Sophie smiled and blushed. ‘That obvious?’
Margaret relented and drew her a wan smile. ‘I’ve seen worse. At least we weren’t forced to inspect the contents of your stomach as well.’ Sophie grinned, and Margaret added, ‘But you’d better get used to it. It certainly won’t be your last.’
‘How do you ever get used to something like that?’ Sophie asked. ‘I mean, you must be affected by it. Surely. All these poor, dead people laid out like … like meat. Like they never had a life.’
‘You should try dealing with the living,’ Margaret said. ‘Personally I find it’s a lot less stressful working with the dead. They have no expectation that you’re going to make them better.’
And she wondered if that’s what was wrong with her. That she could be so at home with the dead: breadloafing their organs, dissecting their brains, examining the contents of their intestines, all with a detached expertise and self-confidence.
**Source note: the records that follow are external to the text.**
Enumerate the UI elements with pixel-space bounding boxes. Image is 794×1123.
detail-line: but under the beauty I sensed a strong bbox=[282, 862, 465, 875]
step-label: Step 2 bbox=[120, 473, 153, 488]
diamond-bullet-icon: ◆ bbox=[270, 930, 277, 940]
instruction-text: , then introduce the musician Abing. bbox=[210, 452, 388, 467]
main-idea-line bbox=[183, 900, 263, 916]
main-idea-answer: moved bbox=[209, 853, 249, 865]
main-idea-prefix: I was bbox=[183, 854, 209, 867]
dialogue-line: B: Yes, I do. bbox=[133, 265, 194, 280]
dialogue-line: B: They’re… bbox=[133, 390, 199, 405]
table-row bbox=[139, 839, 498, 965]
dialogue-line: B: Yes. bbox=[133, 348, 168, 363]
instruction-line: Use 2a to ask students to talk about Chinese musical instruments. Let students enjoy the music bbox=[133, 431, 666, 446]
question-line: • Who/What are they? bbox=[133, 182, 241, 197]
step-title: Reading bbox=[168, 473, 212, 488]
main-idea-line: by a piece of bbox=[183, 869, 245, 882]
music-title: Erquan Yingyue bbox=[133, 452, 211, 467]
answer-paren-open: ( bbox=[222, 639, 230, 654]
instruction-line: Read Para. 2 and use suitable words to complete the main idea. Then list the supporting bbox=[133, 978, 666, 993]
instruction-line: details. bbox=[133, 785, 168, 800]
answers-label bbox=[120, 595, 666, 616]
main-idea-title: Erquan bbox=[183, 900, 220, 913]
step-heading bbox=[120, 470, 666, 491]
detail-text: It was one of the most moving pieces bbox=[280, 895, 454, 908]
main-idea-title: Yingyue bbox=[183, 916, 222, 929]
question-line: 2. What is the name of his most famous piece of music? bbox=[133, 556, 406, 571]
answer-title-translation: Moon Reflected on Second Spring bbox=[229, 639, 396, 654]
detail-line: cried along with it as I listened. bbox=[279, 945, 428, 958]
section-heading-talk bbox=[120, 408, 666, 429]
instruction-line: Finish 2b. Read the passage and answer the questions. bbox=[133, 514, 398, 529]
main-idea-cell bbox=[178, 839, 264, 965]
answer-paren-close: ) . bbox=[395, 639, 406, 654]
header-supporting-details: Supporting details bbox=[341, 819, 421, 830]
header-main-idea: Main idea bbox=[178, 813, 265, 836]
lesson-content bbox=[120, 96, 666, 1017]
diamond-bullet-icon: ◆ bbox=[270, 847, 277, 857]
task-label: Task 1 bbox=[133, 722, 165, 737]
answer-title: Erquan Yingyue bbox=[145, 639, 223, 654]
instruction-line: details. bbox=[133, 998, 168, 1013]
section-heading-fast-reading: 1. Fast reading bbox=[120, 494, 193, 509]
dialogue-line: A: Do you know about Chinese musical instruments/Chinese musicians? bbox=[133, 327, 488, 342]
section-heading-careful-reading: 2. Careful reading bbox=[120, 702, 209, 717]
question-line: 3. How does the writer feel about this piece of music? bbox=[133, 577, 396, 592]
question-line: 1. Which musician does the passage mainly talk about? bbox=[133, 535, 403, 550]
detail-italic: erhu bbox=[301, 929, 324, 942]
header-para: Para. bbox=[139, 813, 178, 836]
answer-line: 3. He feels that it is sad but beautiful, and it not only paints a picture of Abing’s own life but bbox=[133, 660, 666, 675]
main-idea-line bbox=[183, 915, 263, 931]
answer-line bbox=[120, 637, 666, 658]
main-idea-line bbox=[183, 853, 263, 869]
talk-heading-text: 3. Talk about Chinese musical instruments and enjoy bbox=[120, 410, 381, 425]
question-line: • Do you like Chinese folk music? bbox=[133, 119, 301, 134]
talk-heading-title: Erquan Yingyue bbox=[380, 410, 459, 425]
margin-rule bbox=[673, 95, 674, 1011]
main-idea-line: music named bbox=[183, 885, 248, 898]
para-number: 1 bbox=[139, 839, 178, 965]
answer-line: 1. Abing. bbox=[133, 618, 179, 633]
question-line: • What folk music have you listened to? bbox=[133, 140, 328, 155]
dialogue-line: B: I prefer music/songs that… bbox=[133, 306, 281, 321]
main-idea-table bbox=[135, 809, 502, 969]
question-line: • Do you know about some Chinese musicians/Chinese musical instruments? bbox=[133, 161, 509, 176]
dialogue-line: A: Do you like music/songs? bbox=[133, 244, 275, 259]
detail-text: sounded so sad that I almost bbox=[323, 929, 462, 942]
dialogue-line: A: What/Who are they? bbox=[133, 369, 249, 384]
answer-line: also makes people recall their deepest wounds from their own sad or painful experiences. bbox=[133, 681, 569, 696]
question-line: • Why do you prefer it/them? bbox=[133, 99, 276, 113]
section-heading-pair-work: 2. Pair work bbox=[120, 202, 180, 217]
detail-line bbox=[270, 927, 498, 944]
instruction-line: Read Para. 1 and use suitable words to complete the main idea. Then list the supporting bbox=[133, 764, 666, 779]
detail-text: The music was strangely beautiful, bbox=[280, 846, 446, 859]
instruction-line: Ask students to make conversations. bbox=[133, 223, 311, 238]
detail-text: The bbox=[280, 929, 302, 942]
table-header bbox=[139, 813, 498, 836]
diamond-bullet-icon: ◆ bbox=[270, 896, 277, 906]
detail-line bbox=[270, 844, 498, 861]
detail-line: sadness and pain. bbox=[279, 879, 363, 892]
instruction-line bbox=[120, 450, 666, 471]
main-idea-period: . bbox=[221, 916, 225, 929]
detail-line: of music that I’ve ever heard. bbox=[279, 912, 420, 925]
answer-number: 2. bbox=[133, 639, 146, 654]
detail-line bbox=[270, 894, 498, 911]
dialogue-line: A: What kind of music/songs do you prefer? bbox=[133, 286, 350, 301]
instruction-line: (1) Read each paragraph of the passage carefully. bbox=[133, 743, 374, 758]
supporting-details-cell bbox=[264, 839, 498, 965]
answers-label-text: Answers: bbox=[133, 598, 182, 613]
And yet when it came to the living she was ill at ease, protective, defensive, aggressive. It had always been easy to blame her failed relationships on someone else. It had always been clear to her that she was not at fault. But what if she was? After all, wasn’t she the misfit, the one happier to spend time with corpses? Had all those years spent dissecting the dead stolen away her ability to relate to the living? The thought left her feeling empty and depressed. Because what lay ahead on her return to the States but more years spent in autopsy rooms? An endless conveyer belt of tragedy. A bleak, white-tiled future with nothing more to stimulate her senses than the touch of refrigerated flesh.